The reverse process uses the U-Net to predict $\epsilon_\theta(x_t,t)$ and reconstruct $x_0$ through the posterior mean:

\(\tilde{\mu}_t = \frac{\sqrt{\alpha_t}(1-\bar{\alpha}_{t-1})}{1-\bar{\alpha}_t} x_t + \frac{\sqrt{\bar{\alpha}_{t-1}}(1-\alpha_t)}{1-\bar{\alpha}_t} \hat{x}_0\)

Forward Diffusion (PDF Figure)

Figure 1: Forward diffusion process (noise increases gradually)
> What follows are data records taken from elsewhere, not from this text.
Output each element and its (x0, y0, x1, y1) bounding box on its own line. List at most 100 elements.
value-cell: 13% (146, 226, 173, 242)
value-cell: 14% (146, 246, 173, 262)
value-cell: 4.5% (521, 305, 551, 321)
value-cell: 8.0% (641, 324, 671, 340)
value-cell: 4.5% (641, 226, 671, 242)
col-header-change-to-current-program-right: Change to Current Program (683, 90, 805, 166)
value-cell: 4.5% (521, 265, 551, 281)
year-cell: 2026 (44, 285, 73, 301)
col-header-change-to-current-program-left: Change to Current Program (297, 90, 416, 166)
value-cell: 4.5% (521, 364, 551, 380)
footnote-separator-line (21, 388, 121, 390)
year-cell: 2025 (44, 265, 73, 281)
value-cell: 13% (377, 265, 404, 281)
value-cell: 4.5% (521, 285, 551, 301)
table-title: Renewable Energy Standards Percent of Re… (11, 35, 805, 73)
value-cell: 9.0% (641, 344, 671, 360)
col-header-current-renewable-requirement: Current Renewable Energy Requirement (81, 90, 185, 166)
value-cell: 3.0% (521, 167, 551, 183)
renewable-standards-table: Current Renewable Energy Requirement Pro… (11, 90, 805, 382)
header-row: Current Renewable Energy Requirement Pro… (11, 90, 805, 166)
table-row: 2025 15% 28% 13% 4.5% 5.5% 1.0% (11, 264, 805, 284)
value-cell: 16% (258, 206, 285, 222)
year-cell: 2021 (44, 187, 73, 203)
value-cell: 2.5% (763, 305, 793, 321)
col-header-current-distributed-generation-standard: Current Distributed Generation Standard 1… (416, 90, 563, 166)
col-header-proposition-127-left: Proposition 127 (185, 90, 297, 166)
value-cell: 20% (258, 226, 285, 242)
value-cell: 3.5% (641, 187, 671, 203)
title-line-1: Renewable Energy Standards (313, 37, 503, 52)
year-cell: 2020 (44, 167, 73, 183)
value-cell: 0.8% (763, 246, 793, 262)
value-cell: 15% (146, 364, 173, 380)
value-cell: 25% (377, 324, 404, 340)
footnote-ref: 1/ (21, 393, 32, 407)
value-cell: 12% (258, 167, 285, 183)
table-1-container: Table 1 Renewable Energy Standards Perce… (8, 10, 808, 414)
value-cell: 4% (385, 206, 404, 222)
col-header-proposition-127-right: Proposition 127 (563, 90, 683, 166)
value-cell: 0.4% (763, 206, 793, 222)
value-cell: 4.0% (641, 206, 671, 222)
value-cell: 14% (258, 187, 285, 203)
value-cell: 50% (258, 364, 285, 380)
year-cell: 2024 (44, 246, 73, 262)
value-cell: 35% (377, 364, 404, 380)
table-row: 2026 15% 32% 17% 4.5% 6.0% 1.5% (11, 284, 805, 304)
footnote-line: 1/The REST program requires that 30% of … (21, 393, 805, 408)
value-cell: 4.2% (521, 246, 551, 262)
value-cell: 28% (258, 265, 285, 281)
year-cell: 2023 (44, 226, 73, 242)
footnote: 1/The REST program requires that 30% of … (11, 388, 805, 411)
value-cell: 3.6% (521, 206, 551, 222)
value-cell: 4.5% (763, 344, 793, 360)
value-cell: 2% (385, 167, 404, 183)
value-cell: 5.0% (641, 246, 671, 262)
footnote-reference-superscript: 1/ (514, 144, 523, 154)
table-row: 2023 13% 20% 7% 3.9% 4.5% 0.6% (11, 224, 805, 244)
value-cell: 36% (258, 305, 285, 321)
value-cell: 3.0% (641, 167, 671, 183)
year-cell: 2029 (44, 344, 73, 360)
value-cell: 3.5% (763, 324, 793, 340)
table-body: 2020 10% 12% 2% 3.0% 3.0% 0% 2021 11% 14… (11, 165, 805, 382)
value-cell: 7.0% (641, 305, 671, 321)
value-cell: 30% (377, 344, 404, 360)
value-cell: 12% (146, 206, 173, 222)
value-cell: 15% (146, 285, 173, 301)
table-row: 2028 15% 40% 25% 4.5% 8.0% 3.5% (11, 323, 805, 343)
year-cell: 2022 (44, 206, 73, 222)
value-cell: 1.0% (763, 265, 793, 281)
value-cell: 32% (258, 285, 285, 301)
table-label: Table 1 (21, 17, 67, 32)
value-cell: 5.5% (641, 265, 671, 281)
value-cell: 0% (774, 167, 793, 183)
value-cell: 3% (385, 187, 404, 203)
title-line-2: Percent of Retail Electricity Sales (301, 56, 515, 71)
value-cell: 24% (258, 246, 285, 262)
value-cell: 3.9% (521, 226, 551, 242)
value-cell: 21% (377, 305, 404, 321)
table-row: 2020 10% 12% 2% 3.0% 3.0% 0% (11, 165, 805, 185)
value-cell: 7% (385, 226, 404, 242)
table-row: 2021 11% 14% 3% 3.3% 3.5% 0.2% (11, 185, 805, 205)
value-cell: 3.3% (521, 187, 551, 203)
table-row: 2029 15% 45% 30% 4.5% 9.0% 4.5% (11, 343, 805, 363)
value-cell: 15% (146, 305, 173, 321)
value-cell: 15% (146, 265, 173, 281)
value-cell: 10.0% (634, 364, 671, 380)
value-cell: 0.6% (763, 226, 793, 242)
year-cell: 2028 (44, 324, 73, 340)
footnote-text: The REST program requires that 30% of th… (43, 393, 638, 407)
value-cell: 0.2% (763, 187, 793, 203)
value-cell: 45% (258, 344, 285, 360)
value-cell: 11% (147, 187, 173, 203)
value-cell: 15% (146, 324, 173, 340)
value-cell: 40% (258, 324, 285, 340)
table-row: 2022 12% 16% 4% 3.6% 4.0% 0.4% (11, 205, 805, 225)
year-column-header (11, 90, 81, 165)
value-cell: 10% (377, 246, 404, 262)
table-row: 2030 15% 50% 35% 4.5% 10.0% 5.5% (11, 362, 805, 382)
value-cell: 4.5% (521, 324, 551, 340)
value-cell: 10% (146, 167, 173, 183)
Reverse Diffusion (PDF Figure)

Figure 2: Reverse diffusion process (model reconstructs from noise)


U-Net Noise Predictor

A lightweight U-Net was implemented with:

  • Downsampling/upsampling blocks
  • Skip connections
  • GroupNorm + SiLU
  • Time embedding injected into each residual block
  • Middle-layer attention at low resolution

This network predicts the added noise $\epsilon_\theta(x_t,t)$, enabling reconstruction of $x_0$.

U-Net Diagram (PDF Figure)

Figure 3: U-Net architecture


Training Pipeline & Configuration

Objective:
\(\mathcal{L} = \| \epsilon - \epsilon_\theta(x_t,t) \|_1\)

Setup:

  • Dataset: AFHQ (cats)
  • Timesteps: T = 50
  • Optimizer: AdamW (1e-3)
  • Batch size: 32
  • Cosine noise schedule (Nichol & Dhariwal 2021)
  • Hardware: Google Colab A100

Training Loss Curve (PDF Figure)

Figure 4: Training loss curve


FID Tracking (PDF Figure)

Figure 5: FID progression over training steps


My Role & Contributions

As the sole developer, I:

  • Implemented the full forward diffusion process
  • Implemented reverse process sampling (p_sample, p_sample_loop, sample)
  • Built the U-Net noise prediction model
  • Engineered full training pipeline and L1 noise prediction loss
  • Logged FID and produced visualizations (forward, backward, final samples)
  • Completed full 10k-step training and evaluation
  • Extracted and documented all results shown above

This project refined my understanding of variational inference, generative modeling, and the finer dynamics of diffusion processes.